Cautions that disappeared in the programmatic volume with which in 1975 Rosenblum told this story with a title that has become memorable (Modern Painting And The Northern Romantic Tradition: Friedrich to Rothko) and immediately criticized by some haughty Parisian critics for the hasty formula that reminded them of an intercontinental flight: which is true. But it was a journey that had to be made, a bit like that other journey, from Manet to Pollock, with which Greenberg had opened the history of American modernism.

But since in conclusion it is always good to go beyond the controversies, even those conducted with Panofsky, it is also true that shortly thereafter, in October 1962, the exhibition The New Realist at the Sidney Janis gallery he oriented the path of American art towards what everyone calls pop art.
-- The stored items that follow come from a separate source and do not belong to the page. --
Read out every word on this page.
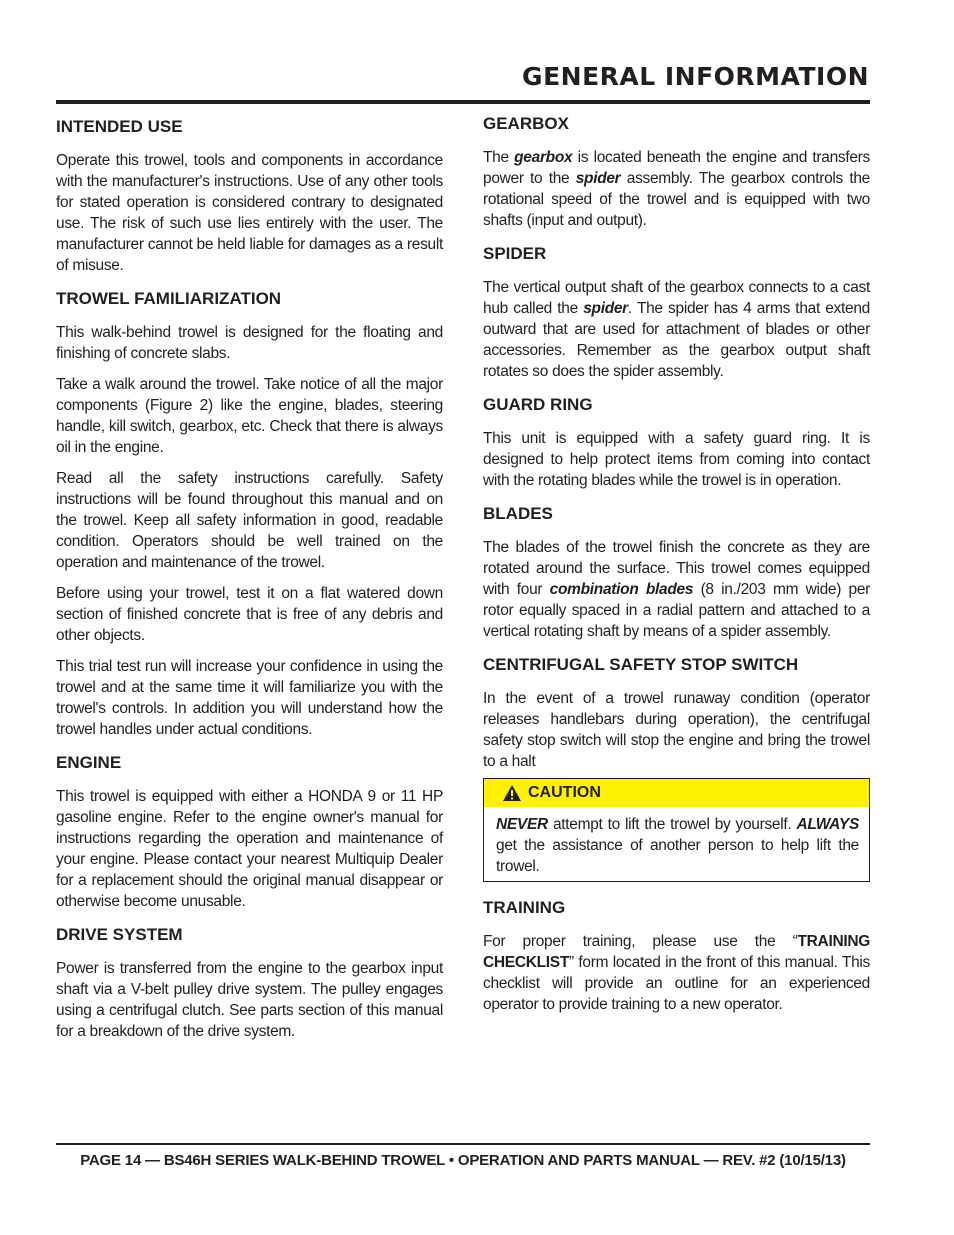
GENERAL INFORMATION
INTENDED USE

Operate this trowel, tools and components in accordance with the manufacturer's instructions. Use of any other tools for stated operation is considered contrary to designated use. The risk of such use lies entirely with the user. The manufacturer cannot be held liable for damages as a result of misuse.

TROWEL FAMILIARIZATION

This walk-behind trowel is designed for the floating and finishing of concrete slabs.

Take a walk around the trowel. Take notice of all the major components (Figure 2) like the engine, blades, steering handle, kill switch, gearbox, etc. Check that there is always oil in the engine.

Read all the safety instructions carefully. Safety instructions will be found throughout this manual and on the trowel. Keep all safety information in good, readable condition. Operators should be well trained on the operation and maintenance of the trowel.

Before using your trowel, test it on a flat watered down section of finished concrete that is free of any debris and other objects.

This trial test run will increase your confidence in using the trowel and at the same time it will familiarize you with the trowel's controls. In addition you will understand how the trowel handles under actual conditions.

ENGINE

This trowel is equipped with either a HONDA 9 or 11 HP gasoline engine. Refer to the engine owner's manual for instructions regarding the operation and maintenance of your engine. Please contact your nearest Multiquip Dealer for a replacement should the original manual disappear or otherwise become unusable.

DRIVE SYSTEM

Power is transferred from the engine to the gearbox input shaft via a V-belt pulley drive system. The pulley engages using a centrifugal clutch. See parts section of this manual for a breakdown of the drive system.

GEARBOX

The gearbox is located beneath the engine and transfers power to the spider assembly. The gearbox controls the rotational speed of the trowel and is equipped with two shafts (input and output).

SPIDER

The vertical output shaft of the gearbox connects to a cast hub called the spider. The spider has 4 arms that extend outward that are used for attachment of blades or other accessories. Remember as the gearbox output shaft rotates so does the spider assembly.

GUARD RING

This unit is equipped with a safety guard ring. It is designed to help protect items from coming into contact with the rotating blades while the trowel is in operation.

BLADES

The blades of the trowel finish the concrete as they are rotated around the surface. This trowel comes equipped with four combination blades (8 in./203 mm wide) per rotor equally spaced in a radial pattern and attached to a vertical rotating shaft by means of a spider assembly.

CENTRIFUGAL SAFETY STOP SWITCH

In the event of a trowel runaway condition (operator releases handlebars during operation), the centrifugal safety stop switch will stop the engine and bring the trowel to a halt

CAUTION

NEVER attempt to lift the trowel by yourself. ALWAYS get the assistance of another person to help lift the trowel.

TRAINING

For proper training, please use the “TRAINING CHECKLIST” form located in the front of this manual. This checklist will provide an outline for an experienced operator to provide training to a new operator.

PAGE 14 — BS46H SERIES WALK-BEHIND TROWEL • OPERATION AND PARTS MANUAL — REV. #2 (10/15/13)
Everything was changing, once again.

In the face of those new vulgarians painters what then remained of the rarefied atmosphere of the sublime? What of Newman’s exciting spacious colorful partitions?

The answer is clear: it is the eternal foundation of the transcendentalism of Emerson and Thoreau. To realize this, at that point, it was necessary to exit the tunnels and reach the earthworks disseminated by the youngest artists across American soil.